Giurisprudenza annotata

28.6. T.A.R. LAZIO, SEZ. III, 12 DICEMBRE 2009, N. 12387


Abstract


Il comma 1, lett. c) dell’art. 38 preclude la partecipazione alle gare d’appalto (e la stipulazione dei relativi contratti) ai soggetti “nei cui confronti è stata pronunciata sentenza di condanna passata in giudicato, o emesso decreto penale di condanna divenuto irrevocabile, oppure sentenza di applicazione della pena su richiesta, ai sensi dell'articolo 444 del codice di procedura penale, per reati gravi in danno dello Stato o della Comunità che incidono sulla moralità professionale”; il successivo comma 2 stabilisce che “il candidato o il concorrente attesta il possesso dei requisiti mediante dichiarazione sostitutiva in conformità alle disposizioni del d.P.R. 28 dicembre 2000, n. 445, in cui indica anche le eventuali condanne per le quali abbia beneficiato della non menzione”.

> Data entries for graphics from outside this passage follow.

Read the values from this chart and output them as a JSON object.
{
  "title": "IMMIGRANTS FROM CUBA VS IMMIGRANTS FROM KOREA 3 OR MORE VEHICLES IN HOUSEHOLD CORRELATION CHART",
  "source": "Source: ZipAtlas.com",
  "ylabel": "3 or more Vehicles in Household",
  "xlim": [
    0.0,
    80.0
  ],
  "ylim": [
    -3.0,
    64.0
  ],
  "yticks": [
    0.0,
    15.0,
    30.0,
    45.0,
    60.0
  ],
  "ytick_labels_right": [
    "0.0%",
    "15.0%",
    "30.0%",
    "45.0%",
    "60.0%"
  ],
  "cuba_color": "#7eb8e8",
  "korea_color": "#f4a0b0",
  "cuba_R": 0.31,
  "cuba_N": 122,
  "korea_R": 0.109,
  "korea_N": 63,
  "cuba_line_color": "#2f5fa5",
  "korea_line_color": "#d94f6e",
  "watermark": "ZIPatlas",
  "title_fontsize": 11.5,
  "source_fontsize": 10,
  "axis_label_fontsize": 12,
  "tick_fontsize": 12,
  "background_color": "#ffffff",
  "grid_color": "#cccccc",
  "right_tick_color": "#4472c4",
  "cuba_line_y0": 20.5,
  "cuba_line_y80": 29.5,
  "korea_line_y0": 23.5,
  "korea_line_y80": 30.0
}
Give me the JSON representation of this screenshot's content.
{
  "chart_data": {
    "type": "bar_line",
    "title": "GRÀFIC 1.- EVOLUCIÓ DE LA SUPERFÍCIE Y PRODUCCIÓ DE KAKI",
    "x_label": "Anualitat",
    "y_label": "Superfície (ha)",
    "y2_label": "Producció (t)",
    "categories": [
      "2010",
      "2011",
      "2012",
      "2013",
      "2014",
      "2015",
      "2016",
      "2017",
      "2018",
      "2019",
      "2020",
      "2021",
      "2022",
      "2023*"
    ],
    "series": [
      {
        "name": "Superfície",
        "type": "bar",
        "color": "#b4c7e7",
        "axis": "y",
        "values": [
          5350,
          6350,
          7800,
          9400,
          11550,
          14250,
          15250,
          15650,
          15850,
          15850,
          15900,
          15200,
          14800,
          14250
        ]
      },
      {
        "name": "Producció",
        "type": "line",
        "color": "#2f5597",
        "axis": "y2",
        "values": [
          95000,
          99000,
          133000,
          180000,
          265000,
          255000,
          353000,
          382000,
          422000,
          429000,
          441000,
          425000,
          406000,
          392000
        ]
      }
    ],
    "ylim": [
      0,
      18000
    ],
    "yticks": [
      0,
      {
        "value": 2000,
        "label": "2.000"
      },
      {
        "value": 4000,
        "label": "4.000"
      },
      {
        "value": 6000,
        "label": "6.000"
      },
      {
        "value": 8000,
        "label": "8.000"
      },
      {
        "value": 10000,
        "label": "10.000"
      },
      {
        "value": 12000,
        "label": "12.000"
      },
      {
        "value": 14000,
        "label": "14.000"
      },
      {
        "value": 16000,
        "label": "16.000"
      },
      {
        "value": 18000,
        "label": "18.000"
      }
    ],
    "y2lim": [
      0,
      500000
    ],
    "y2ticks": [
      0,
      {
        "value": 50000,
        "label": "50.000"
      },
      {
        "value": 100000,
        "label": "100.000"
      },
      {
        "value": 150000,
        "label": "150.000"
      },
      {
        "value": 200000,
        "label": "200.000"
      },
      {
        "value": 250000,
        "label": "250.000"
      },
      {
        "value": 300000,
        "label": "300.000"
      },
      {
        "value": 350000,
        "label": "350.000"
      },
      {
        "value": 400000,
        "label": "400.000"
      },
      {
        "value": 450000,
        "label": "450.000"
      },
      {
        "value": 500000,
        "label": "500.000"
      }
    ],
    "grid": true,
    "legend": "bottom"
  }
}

È allora evidente che, mentre la causa di esclusione contemplata dalla menzionata lett. c) richiede un’attività valutativa in ordine alla gravità del reato, finalizzata a verificare se lo stesso possa o non incidere sulla moralità professionale del concorrente, l’accertata sussistenza del mendacio, comporta, almeno per la normativa nazionale, l’automatica decadenza dai “benefici” (nella specie, l’aggiudicazione) e l’impossibilità di contrattare con l’amministrazione per un anno (cfr. art. 38, comma 1, lett. h, cod. contr.; la disposizione va letta in collegamento con l’art. 27, comma 2, lett. s, d.P.R. n. 34 del 2000, che prevede l’iscrizione nel casellario di “eventuali falsità nelle dichiarazioni rese in merito ai requisiti e alle condizioni rilevanti per la partecipazione alle procedure di gara, accertate in esito alla procedura di cui all’articolo 10, comma 1-quater, della Legge”).